Openness.org was my web campaign site which evangelized the merits of open broadcast
public safety systems. Open systems referred to radio networks that the public
at large could tune into and listen to police, fire, and medical calls using
police scanners or other apparatus. It developed in response to an increasing
trend in public safety to switch to trunked and/or digital radio networks thereby
gradually shutting the public out. Certainly that trend continues, but scanning
technology is keeping up and many more agencies are embracing formal open access
policies. The site is down for now but will likely continue in the future with
that focus.
It is also worth noting that the site branched into many other areas as it exemplified
an early use of the web as a sole individual's soapbox espousing viewpoints
associated with a niche issue.
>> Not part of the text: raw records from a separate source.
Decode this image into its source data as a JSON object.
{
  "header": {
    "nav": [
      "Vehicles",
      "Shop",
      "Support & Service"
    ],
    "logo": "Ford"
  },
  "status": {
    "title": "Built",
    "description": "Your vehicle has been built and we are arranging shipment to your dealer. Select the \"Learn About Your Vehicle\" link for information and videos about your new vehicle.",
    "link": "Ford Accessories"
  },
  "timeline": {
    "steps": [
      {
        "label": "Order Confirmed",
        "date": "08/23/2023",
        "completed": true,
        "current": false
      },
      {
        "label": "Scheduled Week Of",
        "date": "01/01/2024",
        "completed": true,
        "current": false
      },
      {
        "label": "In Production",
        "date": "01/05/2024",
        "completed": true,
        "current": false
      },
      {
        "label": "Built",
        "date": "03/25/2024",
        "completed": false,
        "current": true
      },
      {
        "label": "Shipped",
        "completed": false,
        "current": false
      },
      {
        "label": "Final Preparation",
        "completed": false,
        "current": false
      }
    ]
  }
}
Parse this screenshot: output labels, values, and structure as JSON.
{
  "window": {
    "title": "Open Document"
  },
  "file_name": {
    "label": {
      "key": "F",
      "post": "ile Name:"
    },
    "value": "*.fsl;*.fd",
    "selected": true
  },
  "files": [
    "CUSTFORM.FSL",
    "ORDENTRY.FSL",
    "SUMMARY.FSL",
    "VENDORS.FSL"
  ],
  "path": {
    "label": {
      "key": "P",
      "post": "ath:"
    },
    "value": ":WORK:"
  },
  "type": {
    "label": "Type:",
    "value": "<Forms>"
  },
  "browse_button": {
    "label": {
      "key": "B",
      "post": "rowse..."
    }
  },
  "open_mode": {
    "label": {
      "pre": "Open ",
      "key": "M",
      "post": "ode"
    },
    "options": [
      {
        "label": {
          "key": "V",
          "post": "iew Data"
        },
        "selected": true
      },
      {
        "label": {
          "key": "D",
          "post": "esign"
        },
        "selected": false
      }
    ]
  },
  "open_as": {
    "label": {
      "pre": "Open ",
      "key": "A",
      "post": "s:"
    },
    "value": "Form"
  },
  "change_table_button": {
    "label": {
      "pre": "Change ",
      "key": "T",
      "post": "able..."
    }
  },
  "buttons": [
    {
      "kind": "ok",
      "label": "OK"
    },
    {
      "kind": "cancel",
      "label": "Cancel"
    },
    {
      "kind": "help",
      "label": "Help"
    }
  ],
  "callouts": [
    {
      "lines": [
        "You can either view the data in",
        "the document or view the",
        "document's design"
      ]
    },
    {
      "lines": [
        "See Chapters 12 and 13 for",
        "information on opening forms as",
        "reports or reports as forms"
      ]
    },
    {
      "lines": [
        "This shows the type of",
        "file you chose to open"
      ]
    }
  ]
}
In that role, it frequently explored and touted
the merits of personal web publishing and the threats such a practice ultimately
faced, and the freedoms and democracy it would foster. Openness.org was a precursor
site to today's "blogs" and much of the mainstream issues discussed regarding
blogging now were long explored at Openness.org "way back when".
The Openness site originally ran as the Calling All Citizens campaign beginning in 1996. Over the years, until the site's demise in the early 2000s, it went through several presentational incarnations. For now the closest incarnation of the site remains in the form of my occassional blog entries at my personal site under the Police Scanning category.